Nos preparativos, os últimos retoques foram feitos num encontro em Ourém, no final de uma monumental Chicharada, para angariar fundos para levar à missão – Sim, porque partilhar com as comunidades que visitamos (neste caso, com quem íamos viver naqueles dias), faz parte dos objectivos do projecto. E a ansiedade cresceu.

No dia da partida, 2ª feira, pelas 16 horas, o primeiro grupo saiu no transfere a partir do Seminário de Leiria. Rumámos a Fátima, para apanharmos mais navegantes e ali foram despedir-se de nós o Pe. Armindo Janeiro, o Pe. Joaquim, a Isabel e o António Agostinho, todos envolvidos com este projecto. E a boa disposição acompanhou estes navegantes até ao aeroporto. Ali esperavam-nos os últimos dois navegantes. As formalidades da parte de fora foram rápidas e simples e passámos à zona reservada.

Como o tempo sobrava, e a noite ia ser longa a atravessar meio mundo, sentámo-nos na zona da restauração e cada um proveu ao seu sustento de acordo com os gostos e a disponibilidade da comida de plástico.

Como o Pe. Artur Oliveira cumpria hoje mesmo mais um ano de vida, e como as idades dos navegantes já não permitem ter vergonha de quase nada, os 11, surpreenderam o aniversariante com uma improvisação bem sucedida. Compraram um bolo do tamanho de um pastel de nata, porque não havia outro; à falta de vela ergueram uma pequena lanterna e, ali mesmo na praça da alimentação, cantaram os parabéns alto e bom som, incluindo uma versão quase gregoriana.

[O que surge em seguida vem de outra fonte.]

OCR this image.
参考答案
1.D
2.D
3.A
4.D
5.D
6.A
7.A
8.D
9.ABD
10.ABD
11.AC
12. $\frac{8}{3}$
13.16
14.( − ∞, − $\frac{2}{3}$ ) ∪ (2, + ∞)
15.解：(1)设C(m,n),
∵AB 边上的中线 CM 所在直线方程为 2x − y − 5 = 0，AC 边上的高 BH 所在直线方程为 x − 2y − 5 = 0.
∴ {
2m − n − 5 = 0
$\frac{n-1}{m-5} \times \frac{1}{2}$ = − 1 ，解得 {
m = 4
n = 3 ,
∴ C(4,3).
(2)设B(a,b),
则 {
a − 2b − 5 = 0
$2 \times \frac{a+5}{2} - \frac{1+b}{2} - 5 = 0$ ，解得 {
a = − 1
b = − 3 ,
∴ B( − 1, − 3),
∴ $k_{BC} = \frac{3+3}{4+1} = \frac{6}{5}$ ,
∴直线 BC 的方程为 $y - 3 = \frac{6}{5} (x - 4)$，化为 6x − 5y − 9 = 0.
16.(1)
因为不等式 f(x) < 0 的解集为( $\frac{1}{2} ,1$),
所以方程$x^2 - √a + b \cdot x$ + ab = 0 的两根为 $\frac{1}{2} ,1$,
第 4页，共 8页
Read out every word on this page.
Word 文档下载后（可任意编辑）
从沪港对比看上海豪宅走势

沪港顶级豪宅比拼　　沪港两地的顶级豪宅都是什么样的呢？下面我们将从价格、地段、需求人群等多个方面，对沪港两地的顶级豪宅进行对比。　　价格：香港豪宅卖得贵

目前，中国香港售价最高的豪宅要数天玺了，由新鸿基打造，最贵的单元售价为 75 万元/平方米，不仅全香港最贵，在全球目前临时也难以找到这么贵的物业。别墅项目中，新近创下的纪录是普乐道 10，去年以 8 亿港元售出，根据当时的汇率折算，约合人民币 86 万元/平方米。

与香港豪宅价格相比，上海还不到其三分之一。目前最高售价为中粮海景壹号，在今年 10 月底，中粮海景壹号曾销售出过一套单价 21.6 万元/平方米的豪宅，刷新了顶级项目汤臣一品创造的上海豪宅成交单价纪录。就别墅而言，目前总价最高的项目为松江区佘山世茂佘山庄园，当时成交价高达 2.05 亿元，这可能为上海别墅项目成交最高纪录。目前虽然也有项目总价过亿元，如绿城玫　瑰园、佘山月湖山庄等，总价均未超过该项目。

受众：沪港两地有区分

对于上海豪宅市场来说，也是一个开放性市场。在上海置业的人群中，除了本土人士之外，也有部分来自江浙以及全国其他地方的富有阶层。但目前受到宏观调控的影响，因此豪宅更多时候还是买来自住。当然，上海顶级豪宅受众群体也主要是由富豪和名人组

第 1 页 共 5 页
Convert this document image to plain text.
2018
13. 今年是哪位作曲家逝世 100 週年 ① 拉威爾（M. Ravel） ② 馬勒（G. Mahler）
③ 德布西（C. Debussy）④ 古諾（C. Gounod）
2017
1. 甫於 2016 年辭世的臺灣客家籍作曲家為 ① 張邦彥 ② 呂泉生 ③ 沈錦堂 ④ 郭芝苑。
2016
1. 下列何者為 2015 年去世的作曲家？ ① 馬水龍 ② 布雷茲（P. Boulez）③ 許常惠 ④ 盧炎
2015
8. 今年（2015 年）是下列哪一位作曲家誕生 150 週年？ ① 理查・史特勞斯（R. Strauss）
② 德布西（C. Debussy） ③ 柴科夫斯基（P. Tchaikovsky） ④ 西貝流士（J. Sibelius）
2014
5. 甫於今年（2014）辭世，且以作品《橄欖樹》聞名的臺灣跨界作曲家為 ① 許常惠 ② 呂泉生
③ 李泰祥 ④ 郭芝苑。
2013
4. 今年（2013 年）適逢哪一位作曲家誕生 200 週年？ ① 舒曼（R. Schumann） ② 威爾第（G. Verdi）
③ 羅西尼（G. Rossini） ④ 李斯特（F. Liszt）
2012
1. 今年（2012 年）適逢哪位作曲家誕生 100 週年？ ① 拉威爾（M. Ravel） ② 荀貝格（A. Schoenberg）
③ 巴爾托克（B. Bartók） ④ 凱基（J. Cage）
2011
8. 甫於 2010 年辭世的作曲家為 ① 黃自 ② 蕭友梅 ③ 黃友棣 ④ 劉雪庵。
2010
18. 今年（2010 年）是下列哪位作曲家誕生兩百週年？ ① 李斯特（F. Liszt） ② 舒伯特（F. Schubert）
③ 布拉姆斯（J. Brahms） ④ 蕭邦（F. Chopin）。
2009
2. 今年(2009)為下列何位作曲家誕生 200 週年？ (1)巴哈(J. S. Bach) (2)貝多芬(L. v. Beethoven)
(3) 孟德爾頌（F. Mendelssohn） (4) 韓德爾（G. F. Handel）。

Bateram-se palmas e, outros transeuntes ali nas redondezas associaram-se à comemoração, sem bolo que não chegava nem para a cova de um dente. Digno de registo um grande acontecimento: a prenda. O Mc Donald que estava ali próximo, associou-se ao evento com reforço na cantoria e, no final, um diligente funcionário veio a correr fora do balcão para entregar ao aniversariante, a título de prenda, um boneco da marca, daqueles que colocam dentro das caixinhas dos menus infantis. Para além da risota geral, fica o gesto simpático e, talvez o Pe. Artur o conserve como mascote e memória de uma peripécia que acontece uma vez na vida a quase ninguém.

E passado um tempo, após a normal impaciência da espera começar a dar sinal de si, os altifalantes da zona de embarque começaram a anunciar o princípio da grande aventura e o magote de gente que quase encheu o avião, começa a atropelar-se na fila, como se alguns voassem e os outros ficassem em terra. Como não ficou ninguém, e o avião nem encheu completamente (ao contrário de uns anos antes em que os voos eram muito mais e sempre cheios), lá nos acomodámos nos assentos para 8 horas de quase imobilidade.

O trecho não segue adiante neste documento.